Начало ноября 1936 года. Сан-Хавьер, около аэродрома Лос-Альказарес.
На обратной дороге они заскочили к артиллеристам. Под предлогом налаживания сотрудничества, хотя какое может быть сотрудничество между флотом и артиллерией, недоумевал Лёха, пригласили их капитана поужинать в Сан-Хавьере. Разговорчивый испанский капитан затащил их в малюсенькую таверну.
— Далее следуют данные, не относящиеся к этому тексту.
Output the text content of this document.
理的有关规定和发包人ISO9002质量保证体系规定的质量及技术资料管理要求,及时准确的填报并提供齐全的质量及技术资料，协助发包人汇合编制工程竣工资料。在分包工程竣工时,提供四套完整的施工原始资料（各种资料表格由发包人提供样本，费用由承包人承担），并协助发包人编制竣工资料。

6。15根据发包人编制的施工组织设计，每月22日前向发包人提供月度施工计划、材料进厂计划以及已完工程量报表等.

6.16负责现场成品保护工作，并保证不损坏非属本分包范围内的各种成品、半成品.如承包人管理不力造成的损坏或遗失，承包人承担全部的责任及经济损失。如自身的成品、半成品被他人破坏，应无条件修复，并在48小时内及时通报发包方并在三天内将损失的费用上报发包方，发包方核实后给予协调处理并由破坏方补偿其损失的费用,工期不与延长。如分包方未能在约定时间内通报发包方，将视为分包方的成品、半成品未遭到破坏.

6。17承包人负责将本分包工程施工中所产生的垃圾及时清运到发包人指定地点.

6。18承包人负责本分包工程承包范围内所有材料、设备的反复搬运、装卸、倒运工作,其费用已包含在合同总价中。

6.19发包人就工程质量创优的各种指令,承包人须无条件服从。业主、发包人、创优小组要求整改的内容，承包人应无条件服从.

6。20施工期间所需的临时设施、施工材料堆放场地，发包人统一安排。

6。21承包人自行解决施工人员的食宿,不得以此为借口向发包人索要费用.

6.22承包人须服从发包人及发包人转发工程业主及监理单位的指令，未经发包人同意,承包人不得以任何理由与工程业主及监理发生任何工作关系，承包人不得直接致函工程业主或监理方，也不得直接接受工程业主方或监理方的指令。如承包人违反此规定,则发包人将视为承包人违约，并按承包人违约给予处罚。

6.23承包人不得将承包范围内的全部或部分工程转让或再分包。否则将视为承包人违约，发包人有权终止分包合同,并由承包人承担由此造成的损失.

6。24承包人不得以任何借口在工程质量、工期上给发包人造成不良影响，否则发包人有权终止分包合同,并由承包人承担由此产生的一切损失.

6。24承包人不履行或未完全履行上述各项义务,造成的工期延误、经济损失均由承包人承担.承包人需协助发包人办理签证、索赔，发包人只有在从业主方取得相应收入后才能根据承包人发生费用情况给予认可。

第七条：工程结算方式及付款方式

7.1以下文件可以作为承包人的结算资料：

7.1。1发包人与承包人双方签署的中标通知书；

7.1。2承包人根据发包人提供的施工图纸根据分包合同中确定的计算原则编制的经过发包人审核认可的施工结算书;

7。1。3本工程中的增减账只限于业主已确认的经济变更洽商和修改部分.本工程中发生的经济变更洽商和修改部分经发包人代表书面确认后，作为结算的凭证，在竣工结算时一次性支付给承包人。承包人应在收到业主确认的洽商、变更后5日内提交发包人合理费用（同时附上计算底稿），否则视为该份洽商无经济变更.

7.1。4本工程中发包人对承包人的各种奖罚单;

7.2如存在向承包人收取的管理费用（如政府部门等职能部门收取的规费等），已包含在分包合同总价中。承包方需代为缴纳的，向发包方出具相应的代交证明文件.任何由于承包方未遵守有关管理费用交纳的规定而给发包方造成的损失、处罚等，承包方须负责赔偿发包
Лёха оказался в корне не прав: калибры, снаряды, угол падения, какие-то эллипсы рассеяния и прочую хрень Кузнецов заинтересованно обсуждал больше часа.
По ходу дела, капитан поведал, что танкисты уже как неделю ушли на Мадрид. А золото? Какие могут быть тайны от русских друзей! Конечно, мы хранили золото, но отправили его на ваших пароходах в Руссию и теперь ждем новые снаряды и орудия.
— Ах, да, четыре машины как раз за день до этого отгрузили этим надменным англичанам! Подумаешь, фифы какие, Банк Англии! Наше министерство финансов прямо перед ними стелется! Да, ваши танкисты, помню, предоставили машины. Потом ещё был этот ваш советский проверяющий из Мадрида, как его… Такая сложная фамилия… Да, Орлоб! Орлоб!